I watched as my parents visited their dying friend in hospice, willing to wade through the literal, uncomfortable silence of sitting with a man who had lost his ability to speak. At other times, I talked with a childhood friend who was willing to call me out on my bullshit: painful then, but a gift now.
It is in the stickiness I learned, as my pastor encouraged me, that closeness and change are forged in the spaces of discomfort. Change can’t occur in a vacuum. Rather, the chance to impact, say, the people on the fringe, or the classmate who lacks social skills, comes when we are willing to draw near. Talk to them. Help shed their discomfort by taking it on ourselves, so they feel more comfortable.
This principle of discomfort for another’s ultimate comfort isn’t new. It’s learned. An impulse to draw near to another in their ickiness is completely opposite to our natural instinct for comfort. It is far easier for us to flee the room than stay seated. I only began learning to sit in another’s discomfort when I was the recipient of such examples. This lesson in empathy was highlighted for me when I realized my abnormalness for crying—often in public spaces. I cry with great abundance.
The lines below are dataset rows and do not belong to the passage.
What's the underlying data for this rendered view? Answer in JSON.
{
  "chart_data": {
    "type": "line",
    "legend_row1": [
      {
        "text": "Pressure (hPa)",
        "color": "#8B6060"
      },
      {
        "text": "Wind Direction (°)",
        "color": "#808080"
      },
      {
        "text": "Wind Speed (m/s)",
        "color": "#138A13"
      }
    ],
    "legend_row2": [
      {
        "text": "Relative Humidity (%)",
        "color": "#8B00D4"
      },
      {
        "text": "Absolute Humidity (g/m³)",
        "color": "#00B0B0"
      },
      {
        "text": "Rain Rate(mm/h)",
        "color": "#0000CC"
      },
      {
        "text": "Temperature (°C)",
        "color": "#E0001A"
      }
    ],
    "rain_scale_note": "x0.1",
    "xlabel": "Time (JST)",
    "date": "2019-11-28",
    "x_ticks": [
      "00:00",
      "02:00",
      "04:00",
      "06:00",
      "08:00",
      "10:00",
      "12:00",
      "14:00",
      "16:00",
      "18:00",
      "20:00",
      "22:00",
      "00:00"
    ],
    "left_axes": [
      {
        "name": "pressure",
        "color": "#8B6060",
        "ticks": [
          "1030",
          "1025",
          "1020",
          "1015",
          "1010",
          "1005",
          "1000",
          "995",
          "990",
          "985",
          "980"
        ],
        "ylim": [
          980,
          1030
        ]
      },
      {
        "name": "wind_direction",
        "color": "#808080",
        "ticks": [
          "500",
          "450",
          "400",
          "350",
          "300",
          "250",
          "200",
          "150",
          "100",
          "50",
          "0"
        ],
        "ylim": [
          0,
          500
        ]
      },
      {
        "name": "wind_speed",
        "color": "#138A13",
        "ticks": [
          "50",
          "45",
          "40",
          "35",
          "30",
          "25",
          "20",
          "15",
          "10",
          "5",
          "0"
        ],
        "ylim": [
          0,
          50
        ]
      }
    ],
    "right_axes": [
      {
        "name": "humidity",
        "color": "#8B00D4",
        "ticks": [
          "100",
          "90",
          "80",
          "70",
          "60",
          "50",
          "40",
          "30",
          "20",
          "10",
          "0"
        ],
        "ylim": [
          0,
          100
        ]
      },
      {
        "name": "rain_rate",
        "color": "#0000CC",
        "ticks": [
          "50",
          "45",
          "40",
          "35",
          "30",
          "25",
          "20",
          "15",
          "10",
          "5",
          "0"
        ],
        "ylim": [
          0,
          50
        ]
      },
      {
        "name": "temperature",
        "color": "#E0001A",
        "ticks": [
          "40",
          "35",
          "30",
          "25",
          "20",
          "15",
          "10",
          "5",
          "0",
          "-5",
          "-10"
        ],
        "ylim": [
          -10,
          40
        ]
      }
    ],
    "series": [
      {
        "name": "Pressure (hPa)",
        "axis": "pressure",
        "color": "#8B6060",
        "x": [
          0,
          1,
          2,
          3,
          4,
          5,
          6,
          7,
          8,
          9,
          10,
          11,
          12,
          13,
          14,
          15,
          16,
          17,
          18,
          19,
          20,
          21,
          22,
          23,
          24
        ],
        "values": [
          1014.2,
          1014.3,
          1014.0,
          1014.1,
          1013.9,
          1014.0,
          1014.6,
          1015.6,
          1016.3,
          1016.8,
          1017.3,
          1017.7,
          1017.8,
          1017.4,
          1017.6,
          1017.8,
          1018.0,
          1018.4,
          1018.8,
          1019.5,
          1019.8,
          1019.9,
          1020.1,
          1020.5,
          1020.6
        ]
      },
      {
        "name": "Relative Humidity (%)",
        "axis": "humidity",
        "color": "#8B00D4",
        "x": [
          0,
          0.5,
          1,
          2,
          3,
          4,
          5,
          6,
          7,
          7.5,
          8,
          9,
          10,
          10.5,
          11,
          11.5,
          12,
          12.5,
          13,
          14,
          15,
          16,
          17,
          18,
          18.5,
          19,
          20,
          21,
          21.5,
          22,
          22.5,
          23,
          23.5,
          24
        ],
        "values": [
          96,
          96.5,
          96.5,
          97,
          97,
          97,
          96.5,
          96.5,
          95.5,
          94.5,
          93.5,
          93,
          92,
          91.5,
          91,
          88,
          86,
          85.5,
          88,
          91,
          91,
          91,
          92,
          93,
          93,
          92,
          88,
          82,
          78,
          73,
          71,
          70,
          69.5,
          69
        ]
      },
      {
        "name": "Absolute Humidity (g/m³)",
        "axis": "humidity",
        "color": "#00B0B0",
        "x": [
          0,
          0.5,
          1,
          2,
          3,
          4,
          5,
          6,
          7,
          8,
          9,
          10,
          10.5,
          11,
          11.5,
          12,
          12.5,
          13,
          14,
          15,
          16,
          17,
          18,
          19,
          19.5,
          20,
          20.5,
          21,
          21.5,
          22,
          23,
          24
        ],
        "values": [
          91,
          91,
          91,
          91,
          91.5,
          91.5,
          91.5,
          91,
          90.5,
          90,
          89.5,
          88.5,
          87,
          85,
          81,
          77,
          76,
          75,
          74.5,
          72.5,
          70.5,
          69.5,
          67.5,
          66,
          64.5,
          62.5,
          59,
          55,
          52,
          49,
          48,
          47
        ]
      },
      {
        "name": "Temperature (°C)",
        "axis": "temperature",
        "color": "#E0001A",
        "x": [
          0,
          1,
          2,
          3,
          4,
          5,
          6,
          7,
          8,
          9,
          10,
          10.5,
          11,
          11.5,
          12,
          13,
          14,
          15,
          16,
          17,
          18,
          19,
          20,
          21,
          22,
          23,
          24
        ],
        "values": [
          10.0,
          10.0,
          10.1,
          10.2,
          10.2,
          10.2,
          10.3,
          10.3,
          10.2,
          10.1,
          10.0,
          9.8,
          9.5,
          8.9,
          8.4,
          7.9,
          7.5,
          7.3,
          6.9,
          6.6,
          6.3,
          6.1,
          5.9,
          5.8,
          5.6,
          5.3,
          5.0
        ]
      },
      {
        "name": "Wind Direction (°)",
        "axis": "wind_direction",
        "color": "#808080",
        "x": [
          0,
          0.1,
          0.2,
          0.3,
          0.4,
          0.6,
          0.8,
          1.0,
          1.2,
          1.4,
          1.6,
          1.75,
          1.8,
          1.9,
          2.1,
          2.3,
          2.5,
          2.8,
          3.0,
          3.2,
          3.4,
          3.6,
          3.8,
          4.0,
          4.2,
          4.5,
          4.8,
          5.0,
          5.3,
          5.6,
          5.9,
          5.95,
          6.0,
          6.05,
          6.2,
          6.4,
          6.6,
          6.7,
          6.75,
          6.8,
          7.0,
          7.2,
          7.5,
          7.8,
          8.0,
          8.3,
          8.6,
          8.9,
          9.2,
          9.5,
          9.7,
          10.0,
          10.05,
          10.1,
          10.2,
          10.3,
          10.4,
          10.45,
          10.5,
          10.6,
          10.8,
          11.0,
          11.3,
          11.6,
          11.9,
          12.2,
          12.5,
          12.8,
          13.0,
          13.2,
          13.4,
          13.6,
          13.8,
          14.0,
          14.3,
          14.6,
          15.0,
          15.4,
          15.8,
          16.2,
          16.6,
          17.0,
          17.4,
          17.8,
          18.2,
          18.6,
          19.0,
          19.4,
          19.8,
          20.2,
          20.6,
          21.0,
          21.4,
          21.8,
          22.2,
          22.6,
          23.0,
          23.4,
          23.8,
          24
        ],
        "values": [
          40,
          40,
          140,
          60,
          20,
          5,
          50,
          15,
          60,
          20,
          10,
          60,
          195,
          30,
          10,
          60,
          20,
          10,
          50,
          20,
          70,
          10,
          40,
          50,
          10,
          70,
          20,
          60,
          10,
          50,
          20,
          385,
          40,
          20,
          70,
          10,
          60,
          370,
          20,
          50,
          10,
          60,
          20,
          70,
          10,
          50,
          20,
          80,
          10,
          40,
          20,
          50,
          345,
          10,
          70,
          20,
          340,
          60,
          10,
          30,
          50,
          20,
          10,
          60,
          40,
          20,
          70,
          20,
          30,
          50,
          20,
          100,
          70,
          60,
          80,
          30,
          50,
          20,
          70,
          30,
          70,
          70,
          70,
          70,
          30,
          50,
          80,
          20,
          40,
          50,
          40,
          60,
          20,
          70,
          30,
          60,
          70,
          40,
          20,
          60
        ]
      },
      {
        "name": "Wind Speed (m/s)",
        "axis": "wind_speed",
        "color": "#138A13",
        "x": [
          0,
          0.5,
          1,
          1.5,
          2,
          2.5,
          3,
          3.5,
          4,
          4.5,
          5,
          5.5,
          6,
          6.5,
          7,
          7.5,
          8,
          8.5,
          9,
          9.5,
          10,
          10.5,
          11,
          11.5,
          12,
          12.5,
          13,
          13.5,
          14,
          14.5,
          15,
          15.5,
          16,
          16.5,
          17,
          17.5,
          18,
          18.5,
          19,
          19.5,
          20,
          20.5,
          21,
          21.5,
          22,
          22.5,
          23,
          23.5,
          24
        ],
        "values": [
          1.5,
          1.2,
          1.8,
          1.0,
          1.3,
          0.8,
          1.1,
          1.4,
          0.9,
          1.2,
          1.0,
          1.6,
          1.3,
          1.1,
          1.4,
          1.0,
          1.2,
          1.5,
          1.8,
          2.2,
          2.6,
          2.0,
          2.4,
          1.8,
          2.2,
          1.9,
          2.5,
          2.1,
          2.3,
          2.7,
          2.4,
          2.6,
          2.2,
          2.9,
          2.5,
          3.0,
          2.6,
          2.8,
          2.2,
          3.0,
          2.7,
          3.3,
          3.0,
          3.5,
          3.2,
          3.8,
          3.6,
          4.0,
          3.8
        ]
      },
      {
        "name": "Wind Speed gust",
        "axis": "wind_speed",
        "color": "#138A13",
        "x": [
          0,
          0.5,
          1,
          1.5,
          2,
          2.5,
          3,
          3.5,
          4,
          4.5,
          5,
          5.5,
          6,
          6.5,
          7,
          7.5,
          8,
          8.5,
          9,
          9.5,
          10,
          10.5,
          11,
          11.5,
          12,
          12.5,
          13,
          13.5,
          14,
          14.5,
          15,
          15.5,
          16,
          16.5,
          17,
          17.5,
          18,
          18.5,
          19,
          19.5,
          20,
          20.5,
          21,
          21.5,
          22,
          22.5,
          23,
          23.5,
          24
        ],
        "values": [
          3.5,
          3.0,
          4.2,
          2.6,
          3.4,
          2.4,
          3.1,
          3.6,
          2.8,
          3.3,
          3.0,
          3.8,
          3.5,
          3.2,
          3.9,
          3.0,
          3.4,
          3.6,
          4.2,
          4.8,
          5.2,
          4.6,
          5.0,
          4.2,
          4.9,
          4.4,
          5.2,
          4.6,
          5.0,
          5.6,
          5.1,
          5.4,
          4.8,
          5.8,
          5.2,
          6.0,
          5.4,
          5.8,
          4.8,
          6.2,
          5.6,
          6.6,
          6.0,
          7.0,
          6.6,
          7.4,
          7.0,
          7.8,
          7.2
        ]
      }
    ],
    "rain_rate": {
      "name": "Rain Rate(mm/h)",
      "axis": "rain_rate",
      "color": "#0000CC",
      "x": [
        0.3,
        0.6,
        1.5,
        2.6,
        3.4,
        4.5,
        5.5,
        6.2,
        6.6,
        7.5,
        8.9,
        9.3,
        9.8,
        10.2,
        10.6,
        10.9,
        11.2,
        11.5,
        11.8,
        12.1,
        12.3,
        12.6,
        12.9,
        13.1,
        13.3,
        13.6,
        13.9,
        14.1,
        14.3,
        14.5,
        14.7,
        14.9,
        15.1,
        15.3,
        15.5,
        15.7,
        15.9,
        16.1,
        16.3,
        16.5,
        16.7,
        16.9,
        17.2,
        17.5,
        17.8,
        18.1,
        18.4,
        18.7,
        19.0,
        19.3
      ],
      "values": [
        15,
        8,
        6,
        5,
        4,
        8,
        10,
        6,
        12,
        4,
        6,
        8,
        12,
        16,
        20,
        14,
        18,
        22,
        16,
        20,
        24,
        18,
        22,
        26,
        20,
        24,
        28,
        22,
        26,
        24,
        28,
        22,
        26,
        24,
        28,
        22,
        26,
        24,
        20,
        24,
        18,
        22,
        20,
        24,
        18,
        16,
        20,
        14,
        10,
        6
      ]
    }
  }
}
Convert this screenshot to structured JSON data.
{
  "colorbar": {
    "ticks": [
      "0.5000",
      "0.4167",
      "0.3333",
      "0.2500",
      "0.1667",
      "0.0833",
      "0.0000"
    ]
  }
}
The student union, gym, walk back from class, or even Target—they’ve all seen my tears—and they don’t all come with free tissues.
Yet in those moments of freefall, when I can’t contain my struggles, I find that my roommate stops her work to listen, my friend lends me her room to rest in, and my sister shares her own stories to help me with mine. Thrust into my pain, they make uncomfortable choices to comfort me. My best friends give me grace before guilt, help rather than hell. (And always tissues for my tears.) My older sister sticks around my stickiness. Unlike the waiter I embarrassed when asking about his wig, she would rather serve my table than leave.